Tiny molecules in the brain may help gut bacteria hijack people’s emotions.
Bacteria living in the human gut have strange influence over mood, depression and more, but it has been unclear exactly how belly-dwelling bacteria exercise remote control of the brain (SN: 4/2/16, p. 23). Now research in rodents suggests that gut microbes may alter the inventory of microRNAs — molecules that help keep cells in working order by managing protein production — in brain regions involved in controlling anxiety.
The findings, reported online August 25 in Microbiome, could help scientists develop new treatments for some mental health problems.
Mounting evidence indicates “that the way we think and feel might be able to be controlled by our gut microbiota,” says study coauthor Gerard Clarke, a psychiatrist at University College Cork in Ireland. For instance, the presence or absence of gut bacteria can influence whether a mouse exhibits anxiety-like behaviors, such as avoiding bright lights or open spaces.

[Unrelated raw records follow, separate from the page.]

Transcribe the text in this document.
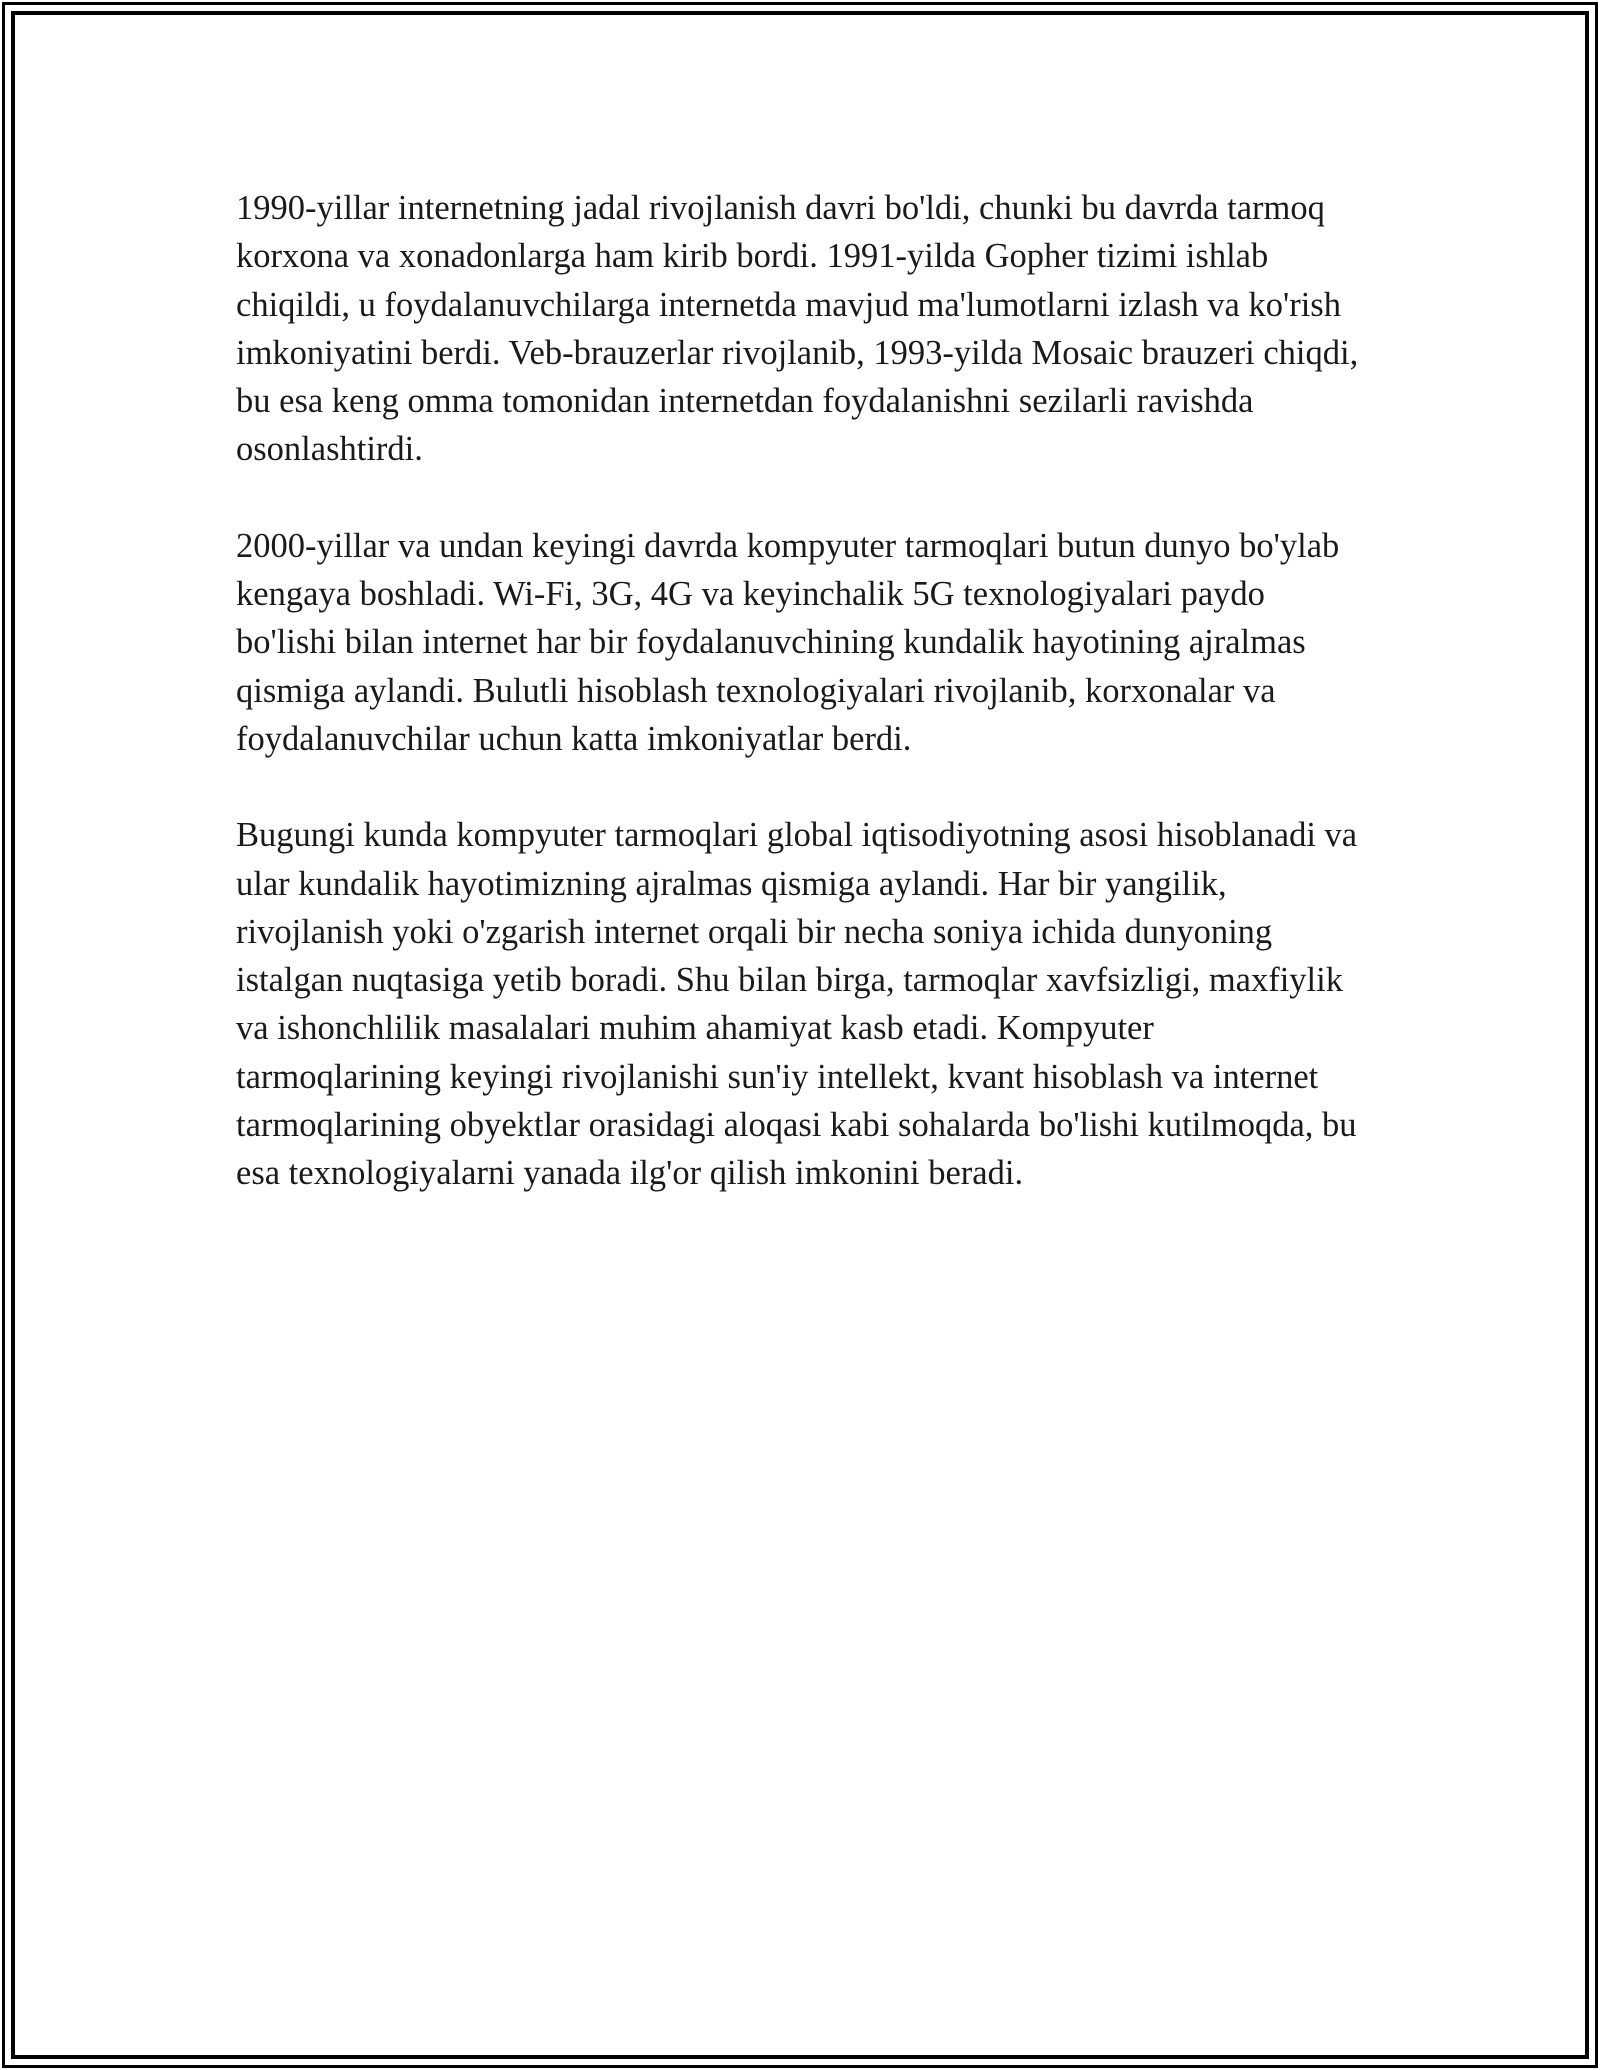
1990-yillar internetning jadal rivojlanish davri bo'ldi, chunki bu davrda tarmoq korxona va xonadonlarga ham kirib bordi. 1991-yilda Gopher tizimi ishlab chiqildi, u foydalanuvchilarga internetda mavjud ma'lumotlarni izlash va ko'rish imkoniyatini berdi. Veb-brauzerlar rivojlanib, 1993-yilda Mosaic brauzeri chiqdi, bu esa keng omma tomonidan internetdan foydalanishni sezilarli ravishda osonlashtirdi.

2000-yillar va undan keyingi davrda kompyuter tarmoqlari butun dunyo bo'ylab kengaya boshladi. Wi-Fi, 3G, 4G va keyinchalik 5G texnologiyalari paydo bo'lishi bilan internet har bir foydalanuvchining kundalik hayotining ajralmas qismiga aylandi. Bulutli hisoblash texnologiyalari rivojlanib, korxonalar va foydalanuvchilar uchun katta imkoniyatlar berdi.

Bugungi kunda kompyuter tarmoqlari global iqtisodiyotning asosi hisoblanadi va ular kundalik hayotimizning ajralmas qismiga aylandi. Har bir yangilik, rivojlanish yoki o'zgarish internet orqali bir necha soniya ichida dunyoning istalgan nuqtasiga yetib boradi. Shu bilan birga, tarmoqlar xavfsizligi, maxfiylik va ishonchlilik masalalari muhim ahamiyat kasb etadi. Kompyuter tarmoqlarining keyingi rivojlanishi sun'iy intellekt, kvant hisoblash va internet tarmoqlarining obyektlar orasidagi aloqasi kabi sohalarda bo'lishi kutilmoqda, bu esa texnologiyalarni yanada ilg'or qilish imkonini beradi.
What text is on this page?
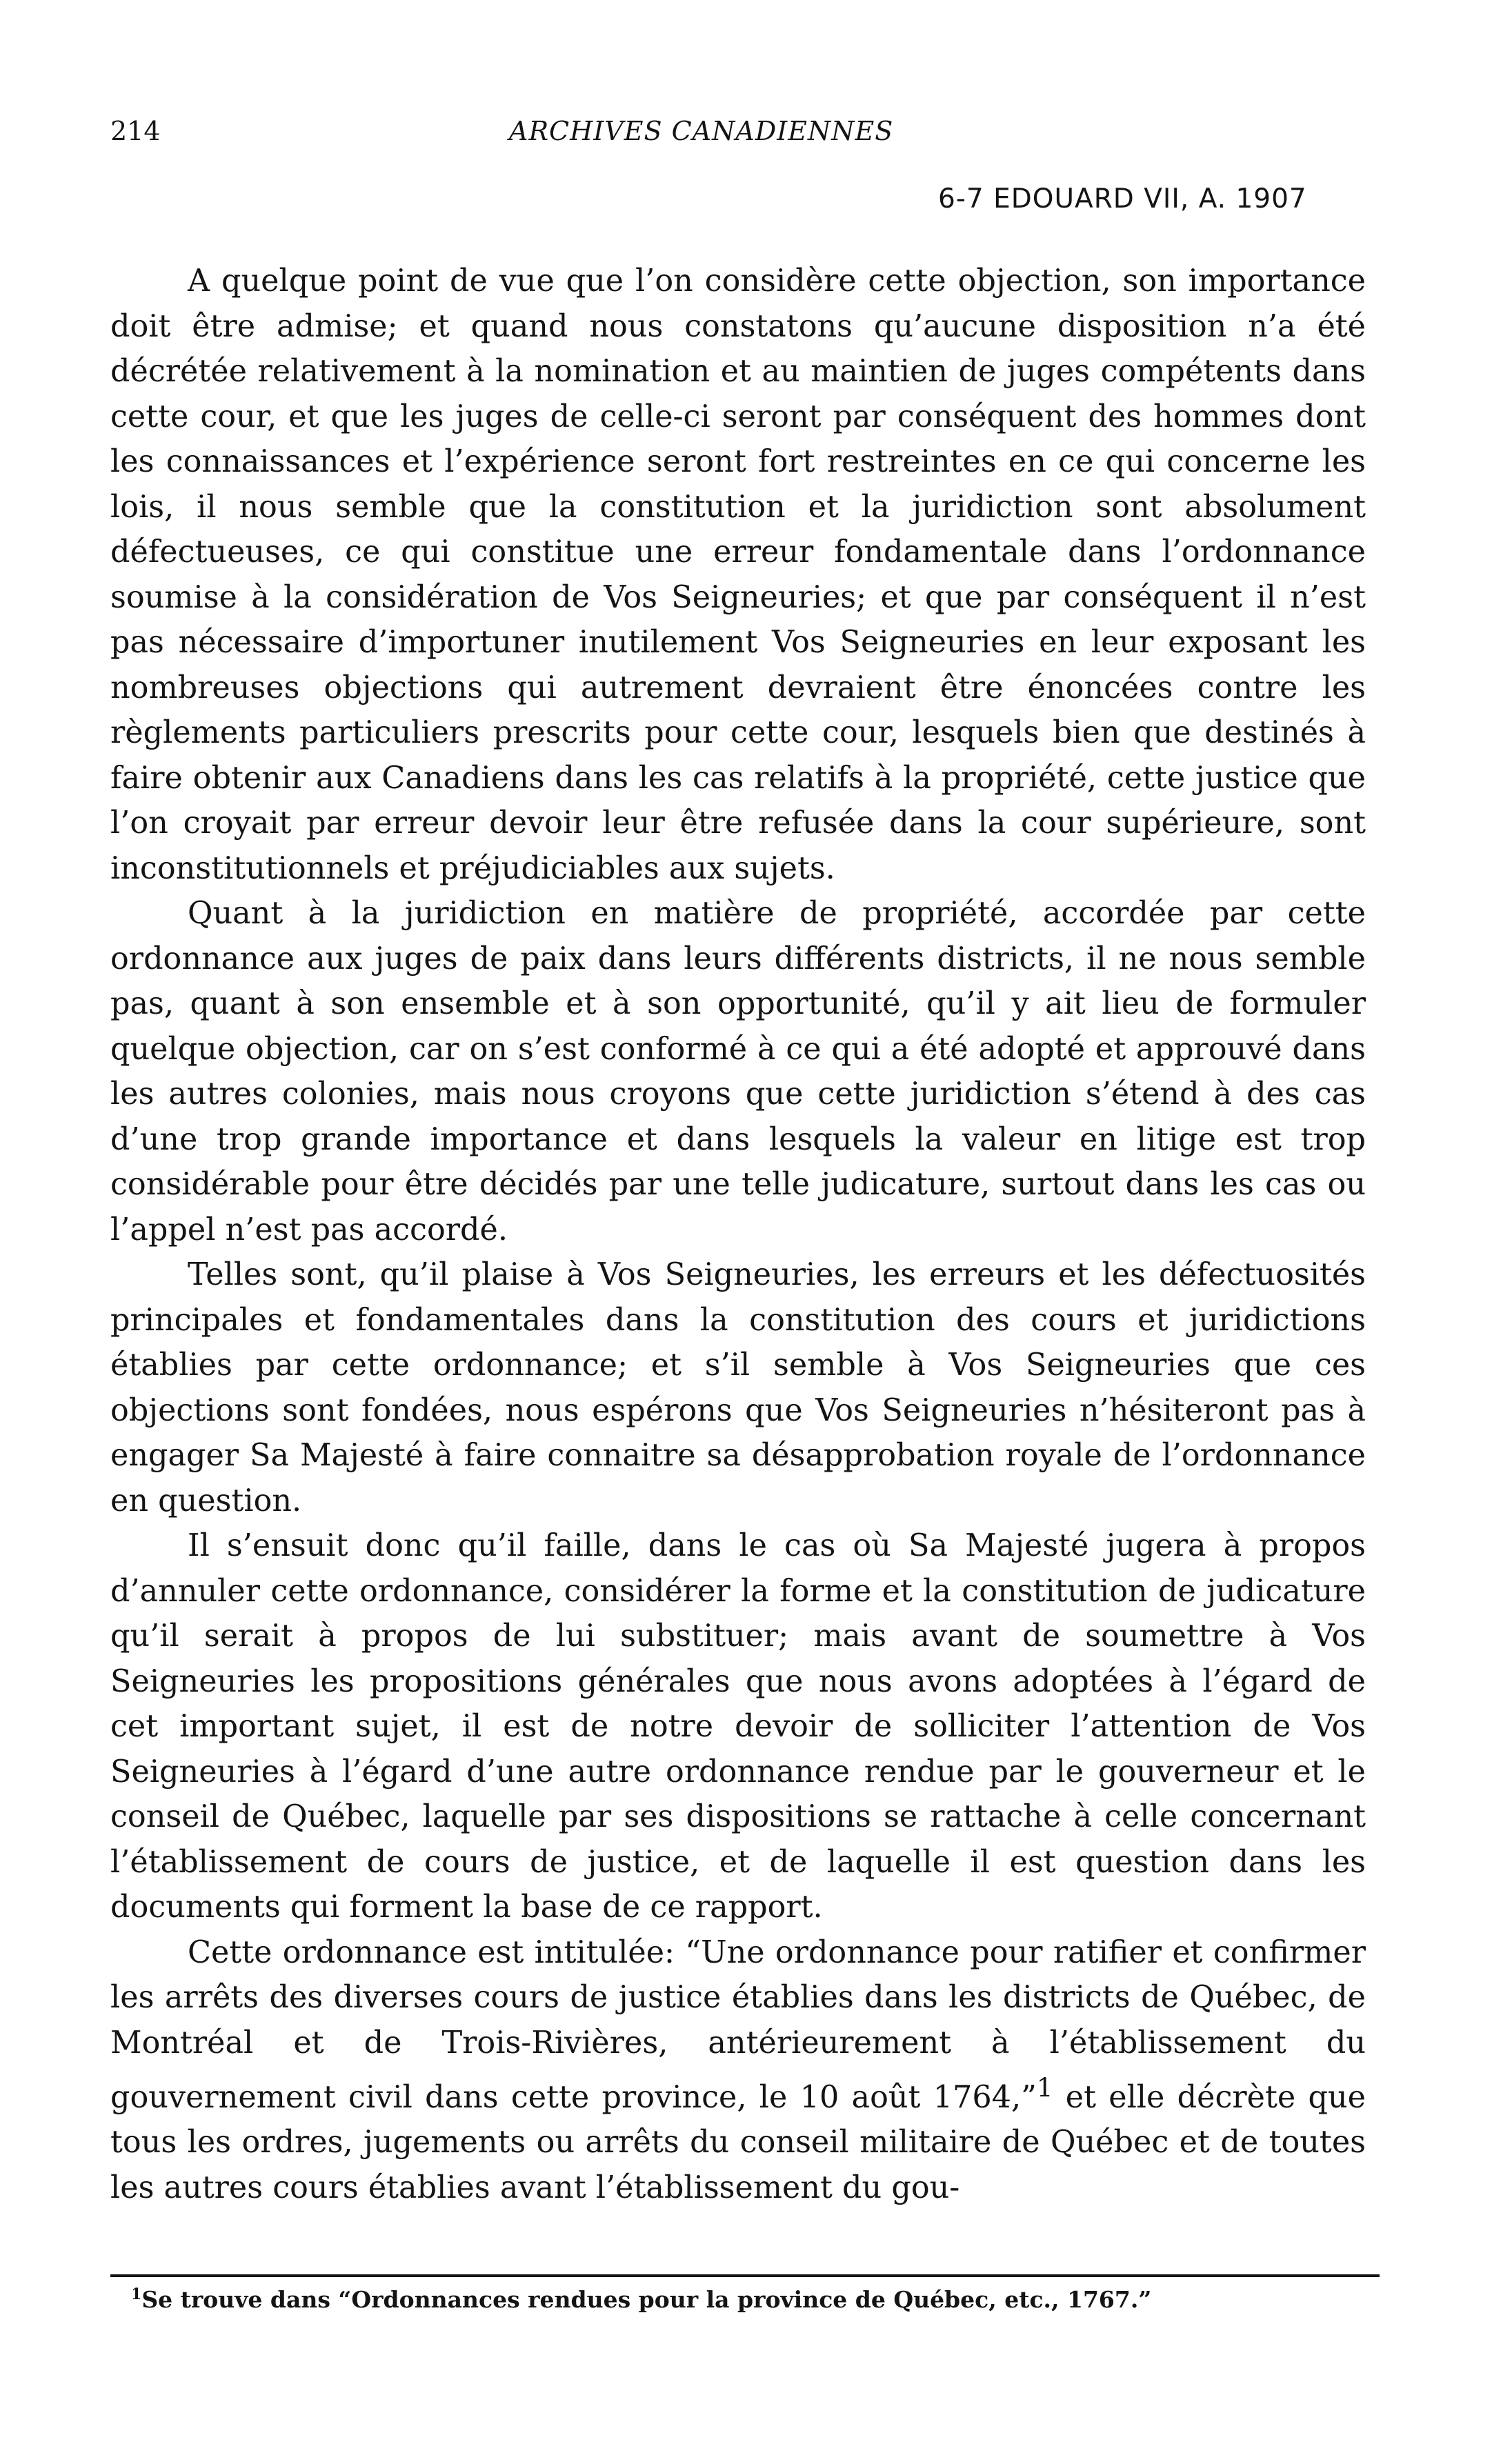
214	ARCHIVES CANADIENNES
6-7 EDOUARD VII, A. 1907

A quelque point de vue que l’on considère cette objection, son importance doit être admise; et quand nous constatons qu’aucune disposition n’a été décrétée relativement à la nomination et au maintien de juges compétents dans cette cour, et que les juges de celle-ci seront par conséquent des hommes dont les connaissances et l’expérience seront fort restreintes en ce qui concerne les lois, il nous semble que la constitution et la juridiction sont absolument défectueuses, ce qui constitue une erreur fondamentale dans l’ordonnance soumise à la considération de Vos Seigneuries; et que par conséquent il n’est pas nécessaire d’importuner inutilement Vos Seigneuries en leur exposant les nombreuses objections qui autrement devraient être énoncées contre les règlements particuliers prescrits pour cette cour, lesquels bien que destinés à faire obtenir aux Canadiens dans les cas relatifs à la propriété, cette justice que l’on croyait par erreur devoir leur être refusée dans la cour supérieure, sont inconstitutionnels et préjudiciables aux sujets.

Quant à la juridiction en matière de propriété, accordée par cette ordonnance aux juges de paix dans leurs différents districts, il ne nous semble pas, quant à son ensemble et à son opportunité, qu’il y ait lieu de formuler quelque objection, car on s’est conformé à ce qui a été adopté et approuvé dans les autres colonies, mais nous croyons que cette juridiction s’étend à des cas d’une trop grande importance et dans lesquels la valeur en litige est trop considérable pour être décidés par une telle judicature, surtout dans les cas ou l’appel n’est pas accordé.

Telles sont, qu’il plaise à Vos Seigneuries, les erreurs et les défectuosités principales et fondamentales dans la constitution des cours et juridictions établies par cette ordonnance; et s’il semble à Vos Seigneuries que ces objections sont fondées, nous espérons que Vos Seigneuries n’hésiteront pas à engager Sa Majesté à faire connaitre sa désapprobation royale de l’ordonnance en question.

Il s’ensuit donc qu’il faille, dans le cas où Sa Majesté jugera à propos d’annuler cette ordonnance, considérer la forme et la constitution de judicature qu’il serait à propos de lui substituer; mais avant de soumettre à Vos Seigneuries les propositions générales que nous avons adoptées à l’égard de cet important sujet, il est de notre devoir de solliciter l’attention de Vos Seigneuries à l’égard d’une autre ordonnance rendue par le gouverneur et le conseil de Québec, laquelle par ses dispositions se rattache à celle concernant l’établissement de cours de justice, et de laquelle il est question dans les documents qui forment la base de ce rapport.

Cette ordonnance est intitulée: “Une ordonnance pour ratifier et confirmer les arrêts des diverses cours de justice établies dans les districts de Québec, de Montréal et de Trois-Rivières, antérieurement à l’établissement du gouvernement civil dans cette province, le 10 août 1764,”$^1$ et elle décrète que tous les ordres, jugements ou arrêts du conseil militaire de Québec et de toutes les autres cours établies avant l’établissement du gou-

$^1$Se trouve dans “Ordonnances rendues pour la province de Québec, etc., 1767.”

Clarke and colleagues compared normal mice, whose gastrointestinal tracts were teeming with bacteria, with mice bred in sterile environments, whose guts didn’t contain any microbes. The researchers discovered that in brain regions involved in regulating anxiety — the amygdala and prefrontal cortex — microbe-free mice had an overabundance of some types of microRNA and a shortage of others compared with normal mice. After scientists exposed some sterilized mice to microbes, the rodents’ microRNA levels more closely matched those of normal mice.
The team also examined microRNAs in the amygdala and prefrontal cortex of rats whose gut bacteria had been decimated by antibiotics. These rats overproduced or underproduced some of the same microRNAs that were off-kilter in bacteria-free mice. The researchers suspect that gut bacteria affect their host’s anxiety levels by tampering with microRNAs in specific parts of the brain.
“I was a little surprised by the findings — in a positive way — because I think not many people so far have thought about microRNAs in this context,” says Peter Holzer, a neurogastroenterologist at the Medical University of Graz in Austria who wasn’t involved in the study. “It’s heading into a new area in gut-brain research that hasn’t been pursued.”
Researchers still aren’t sure how these bacteria dial microRNA production up and down in the brain. Maybe the microbes send signals along the vagus nerve, a kind of information highway that runs from gut to brain. Or perhaps bacteria churn out molecular by-products that provoke the immune system to produce chemicals that cause the brain to produce more or less of particular microRNAs. Outlining microbes’ mental manipulation scheme from start to finish “is still a work in progress,” Clarke says.
Next the team wants to see if probiotic drugs can cultivate certain types of bacteria in the gut, and therefore fine-tune microRNA levels in specific parts of the brain. If scientists can adjust microRNA abundances in a way that assuages anxiety, it could help lead to the development of new medications for psychiatric and neurological disorders.
MicroRNA-based medications may be unrealistic in the short term, though, says gastroenterologist Kirsten Tillisch of UCLA. “People tend to like to extrapolate these types of results to humans and start moving quickly towards clinical applications. It is just so tempting,” says Tillisch, who was not involved in the study. “But we know historically the translation from lab animal to human is hit-and-miss.”